Use the predict_rating function to predict the ratings of all missing ratings:

full_ratings = ratings_df.copy()

for user, products in full_ratings.iteritems():
    for product in products.keys():
        if np.isnan(full_ratings.loc[product, user]):
            full_ratings.loc[product, user] = predict_rating(
                ratings_df, similarity_df, user, product
            )
Top 2 neighbors of user 30, All-Bran: ['509', '15']
Top 2 neighbors of user 311, Apple Cinnamon Cheerios: ['452', '73']
Top 2 neighbors of user 311, Cap'n'Crunch: ['452', '73']
Top 2 neighbors of user 452, 100% Bran: ['468', '311']
Top 2 neighbors of user 452, All-Bran with Extra Fiber: ['468', '311']
Top 2 neighbors of user 452, Cinnamon Toast Crunch: ['468', '311']
Top 2 neighbors of user 452, Clusters: ['468', '311']
Top 2 neighbors of user 452, Cocoa Puffs: ['468', '311']
Top 2 neighbors of user 468, Bran Flakes: ['452', '624']
Top 2 neighbors of user 547, 100% Natural Bran: ['509', '468']
Top 2 neighbors of user 547, Basic 4: ['509', '468']
Top 2 neighbors of user 547, Cheerios: ['509', '468']
Top 2 neighbors of user 624, Almond Delight: ['468', '509']
Top 2 neighbors of user 624, Apple Jacks: ['468', '509']
Top 2 neighbors of user 73, Bran Chex: ['311', '509']

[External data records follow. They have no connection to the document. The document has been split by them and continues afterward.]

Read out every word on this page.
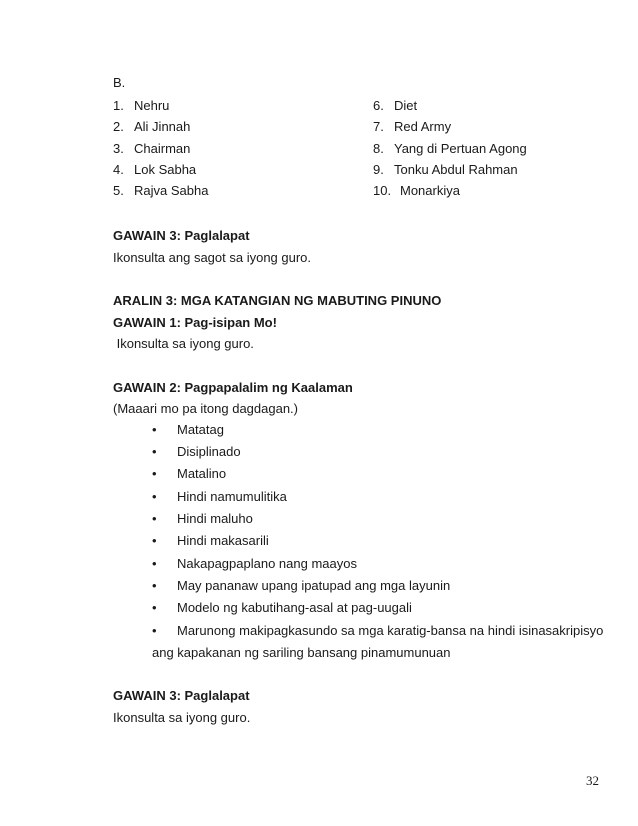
B.
1. Nehru
2. Ali Jinnah
3. Chairman
4. Lok Sabha
5. Rajva Sabha
6. Diet
7. Red Army
8. Yang di Pertuan Agong
9. Tonku Abdul Rahman
10. Monarkiya
GAWAIN 3: Paglalapat
Ikonsulta ang sagot sa iyong guro.
ARALIN 3: MGA KATANGIAN NG MABUTING PINUNO
GAWAIN 1: Pag-isipan Mo!
Ikonsulta sa iyong guro.
GAWAIN 2: Pagpapalalim ng Kaalaman
(Maaari mo pa itong dagdagan.)
• Matatag
• Disiplinado
• Matalino
• Hindi namumulitika
• Hindi maluho
• Hindi makasarili
• Nakapagpaplano nang maayos
• May pananaw upang ipatupad ang mga layunin
• Modelo ng kabutihang-asal at pag-uugali
• Marunong makipagkasundo sa mga karatig-bansa na hindi isinasakripisyo
ang kapakanan ng sariling bansang pinamumunuan
GAWAIN 3: Paglalapat
Ikonsulta sa iyong guro.
32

Let's take a look at the rating database after filling in all missing ratings:

full_ratings

Pretty cool! Now we can suggest the products that are predicted to be highly rated to the users who haven't watched those products before.

Conclusion

You have just learned how to predict product ratings based on user-based collaborative filtering. I hope this article will give you the motivation to create your own recommendation system.

Feel free to play and fork the source code of this article here.

Reference

Katsov, I. (2018). Introduction to algorithmic marketing. Ilya Katsov.